心の中で悲鳴をあげつつ、再び手と足を動かして前進する。
先を行くお師匠様が止まった。
「どうやら、ここらしいぞ」
そう言いながら、上を見上げた。
この上で、薩長同盟が結ばれようとしているのだろう。
しかし、ミシッとも音がしない。
「本当にここなのですか?」
「間違いない。さっき咳をする音がした」
お師匠様はそう言うけど、全然静かで、人のいる気配がしない。
「やっぱり、別な所じゃ……」
ないのですか?と言おうとした時、人の歩く音が聞こえてきた。
軒下にいると、人の足音が大きく聞こえる。
そして部屋のふすまを開ける音がした。
「ちっくと近くを通ったから、顔出した。どがな様子じゃ?」
この土佐弁は……。
「坂本龍馬っ!」
「龍馬が来たか。

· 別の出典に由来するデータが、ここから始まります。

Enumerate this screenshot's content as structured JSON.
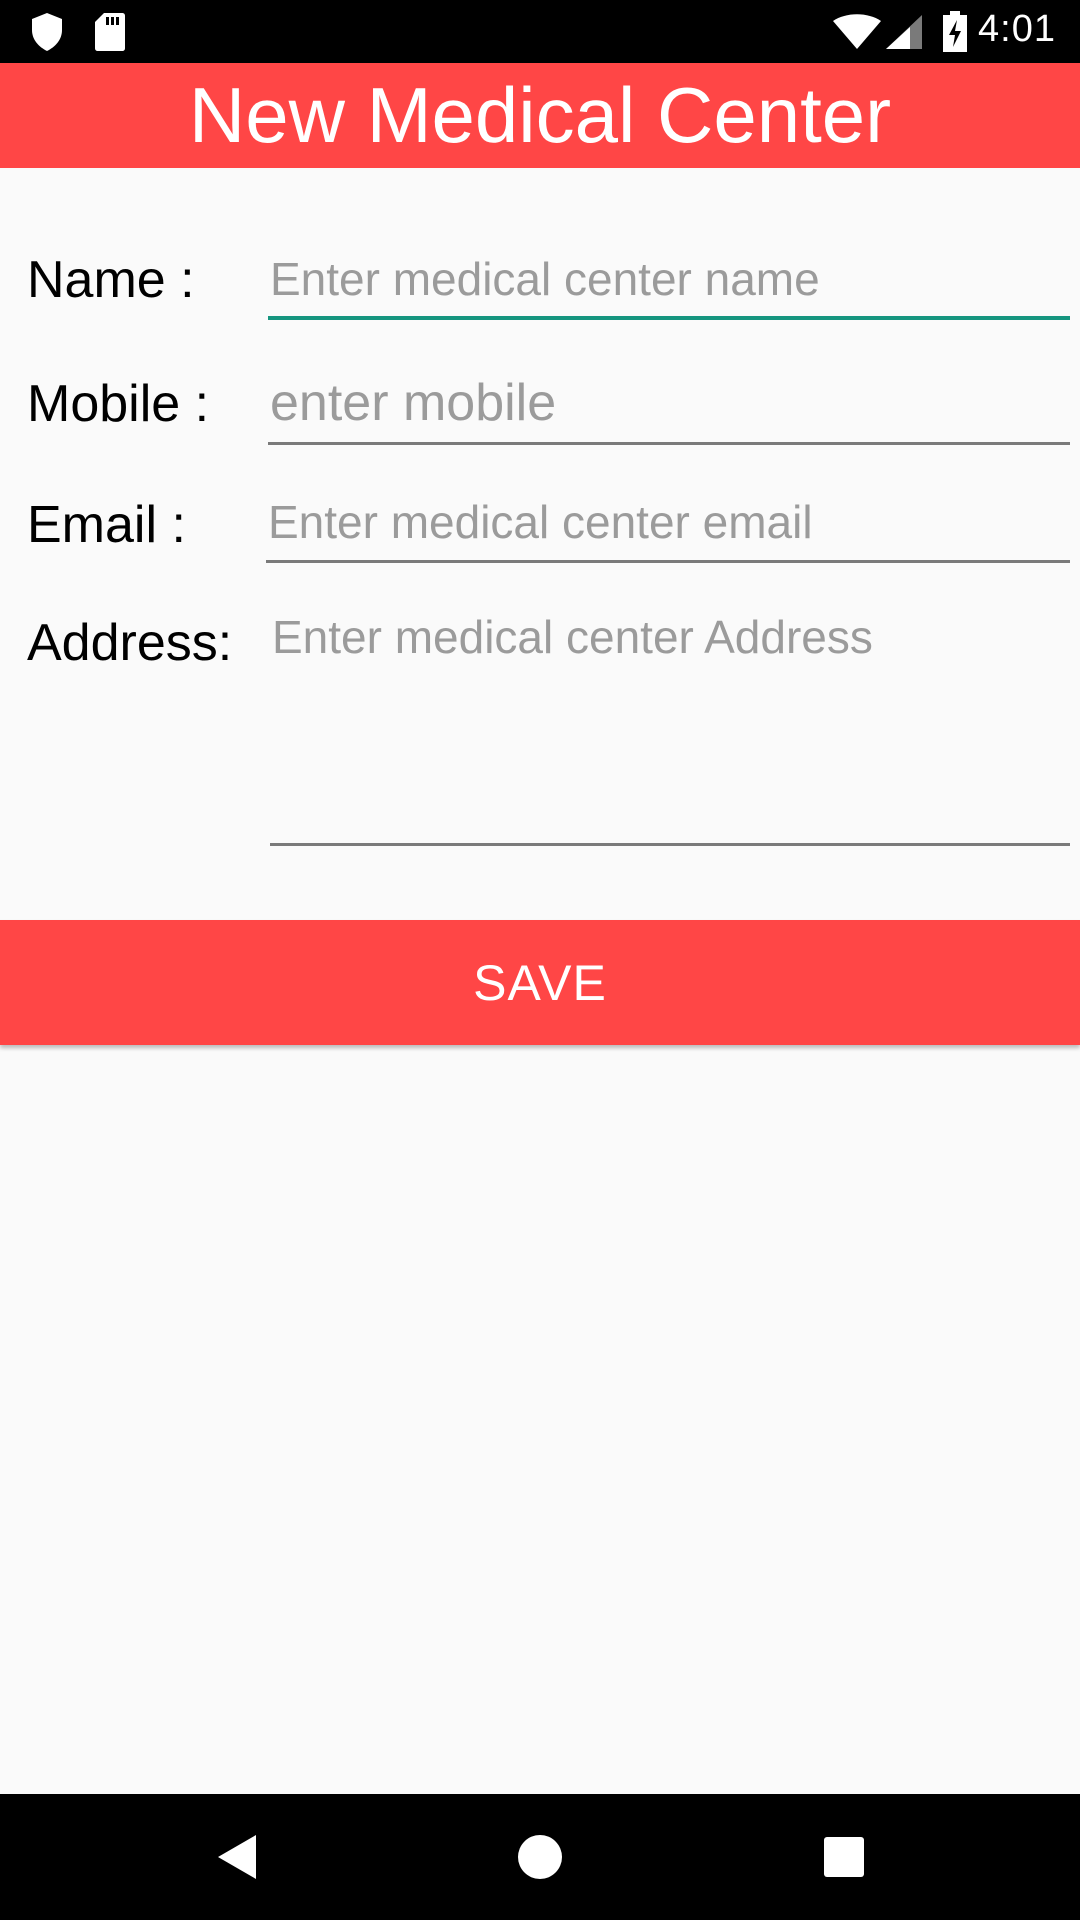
{
  "status_bar": {
    "time": "4:01",
    "icons": [
      "shield-icon",
      "sd-card-icon",
      "wifi-icon",
      "cell-signal-icon",
      "battery-charging-icon"
    ]
  },
  "app_bar": {
    "title": "New Medical Center"
  },
  "form": {
    "name": {
      "label": "Name :",
      "value": "",
      "placeholder": "Enter medical center name",
      "focused": true
    },
    "mobile": {
      "label": "Mobile :",
      "value": "",
      "placeholder": "enter mobile"
    },
    "email": {
      "label": "Email :",
      "value": "",
      "placeholder": "Enter medical center email"
    },
    "address": {
      "label": "Address:",
      "value": "",
      "placeholder": "Enter medical center Address"
    }
  },
  "save_button": {
    "label": "SAVE"
  },
  "nav_bar": {
    "buttons": [
      "back-icon",
      "home-icon",
      "recents-icon"
    ]
  },
  "colors": {
    "accent": "#ff4646",
    "focus_underline": "#15957f",
    "placeholder": "#9b9b9b"
  }
}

いよいよ結ばれるな」
そ、そうなのか?
「まだ何も話をしていない」
男の人の声が聞こえてきた。
「木戸さん、西郷さんの言う通りか?」
木戸さん?ああ、桂小五郎のことか。
改名でもしたのか?
後で調べたら、桂小五郎は33歳から木戸姓を名乗っている。
「西郷さんが何も話さないから、もう十日以上この状態だ」
声は桂小五郎の声だった。
十日以上も何も話さないで顔を合わせているのか?かなりストレスがたまるよなぁ。
「今は、国の中で戦をしちゅう場合やない。協力し合って国難を打開するときだっ! 藩同士の小さなことを気にしちゅう場合やないっ! ほがなこんまい事を気にしちゅうのは、小心もんのすることだっ!」
坂本龍馬の大きな声が聞こえてきた。
さすが、龍馬っ!その通りよっ!
その後、坂本龍馬の言葉が会合の流れを変えたようで、話はスムーズに進んで行った。
そして、薩長同盟は結ばれた。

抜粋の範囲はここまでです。